In Las Quijadas National Park, we finally had some closer encounters with the ubiquitous but shy Guanaco

The tiny national park of  Las Quijadas got flooded in a major rain event, weeks before we visited. Luckily, we were there for the greenery popping up in the most unlikely of places.

We spent 4 days camped on private property exploring the interior of  Los Gigantes National Park, outside of Cordoba. If you're interested in more info about this great hiking and rock-climbing destination, email us!

The paper bark tree in Los Gigantes National Park. You can peel soft pieces of paper off the bark of this tree. It was addicting and probably not the nicest thing for the tree.

Enough of all that mother-nature stuff, we needed to buckle down and drive across the country to get to Buenos Aires so that El Tigre could board a ship for 5+ weeks. The drive was inconveniently interrupted by a failed alternator that we got rebuilt only days before we had to drop the truck off at the port.

Scott and the awesome mechanic we found on our drive across Argentina working on the failed alternator

We rented an apartment in Buenos Aires for 8 days after we dropped off El Tigre at the port. We spent those 8 days eating and drinking our way through the city. We barely managed to venture more than 10 blocks away from our apartment because there was so much to see/do in that small area. Two awesome overlanding couples were also in town shipping their vehicle back to the USA (SouthToNowhere from Colorado and SongOfTheRoad from California). They helped us celebrate our last week. Here's a few pictures of the big city:

There were a lot of breweries and craft beer establishments. We loved it. BUT, we also drank with critical taste buds, realizing that you don't go to Argentina for the beer.

We found a great authentic Mexican restaurant. Our only mistake was ordering margaritas in a country that doesn't really import tequila and likes to put SUGAR on the rim (!!!!)

We can now say that we we have been to a closed-door restaurant (that's really what they're called) and had a 5-course meal. Erica's parents were even visiting from California!

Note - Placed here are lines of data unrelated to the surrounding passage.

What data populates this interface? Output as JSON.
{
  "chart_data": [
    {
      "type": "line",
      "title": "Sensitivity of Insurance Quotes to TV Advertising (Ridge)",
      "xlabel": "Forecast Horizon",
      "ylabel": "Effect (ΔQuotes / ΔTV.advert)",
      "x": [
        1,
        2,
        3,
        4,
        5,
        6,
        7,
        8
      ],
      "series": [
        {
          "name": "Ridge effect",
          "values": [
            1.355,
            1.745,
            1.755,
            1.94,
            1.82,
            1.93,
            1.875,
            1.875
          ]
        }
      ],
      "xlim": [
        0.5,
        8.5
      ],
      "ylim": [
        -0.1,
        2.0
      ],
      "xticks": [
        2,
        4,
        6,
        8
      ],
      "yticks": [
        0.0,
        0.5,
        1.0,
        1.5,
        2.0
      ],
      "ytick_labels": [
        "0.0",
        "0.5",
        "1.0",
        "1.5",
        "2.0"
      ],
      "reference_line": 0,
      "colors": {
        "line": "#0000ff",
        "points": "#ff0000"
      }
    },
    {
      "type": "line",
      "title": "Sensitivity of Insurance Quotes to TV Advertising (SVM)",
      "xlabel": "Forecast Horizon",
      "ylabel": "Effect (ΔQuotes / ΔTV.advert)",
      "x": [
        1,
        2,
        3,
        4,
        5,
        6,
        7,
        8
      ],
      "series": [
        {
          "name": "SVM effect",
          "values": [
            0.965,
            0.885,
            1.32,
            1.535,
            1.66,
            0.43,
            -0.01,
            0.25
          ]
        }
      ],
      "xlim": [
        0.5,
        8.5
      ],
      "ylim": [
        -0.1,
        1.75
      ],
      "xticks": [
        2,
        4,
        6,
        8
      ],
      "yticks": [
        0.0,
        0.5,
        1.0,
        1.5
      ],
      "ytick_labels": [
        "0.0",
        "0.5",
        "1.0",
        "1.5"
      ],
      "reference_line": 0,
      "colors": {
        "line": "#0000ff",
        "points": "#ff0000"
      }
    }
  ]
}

Pretending like we have fancy enough clothes for a 5-course meal

Sam and Erica ( had us over for dinner and brunch (different days). Brunch fixins pictured here.

We didn't stop to listen to these guys for very long, but I love how this picture captures the colorful, musical street-scene in Buenos Aires

The view from the top floor of our apartment building - that's a really big city

And now for the sappy stuff:

I certainly don't have the words to describe how these travels and adventures have changed me. I feel like I have finally started to scratch the surface on what it's like outside of my American bubble. I have a new-found sensitivity into the lives of other people and now, more than ever, I realize what a tiny place I occupy in the world. In the past 4 years, we have found that Latin Americans are kind, generous, fun, and unbelievably family-oriented. They are rarely in a hurry and we constantly find ourselves overwhelmed with their generosity. In many ways, I wish I could be more like them.

At the Buenos Aires airport, as if to perfectly punctuate our departure from Latin America, our gentleman taxi driver warmly kissed me (and Scott!) on the cheek and bid us farewell with an enthusiastic "Ciao!".

This might be the last we see of the truck. We snuck a picture through the window of our cab as we drove away from the port.

1 comment:

Rhonda said...

So the end of one adventure and the start of the next! We've loved following along as you traveled, preparing to embark on our own version of the Panam this fall. Best wishes for whatever you do next, wherever that may be. And you said it well, one of my favorite parts of travel is realizing how tiny our little place in the world is.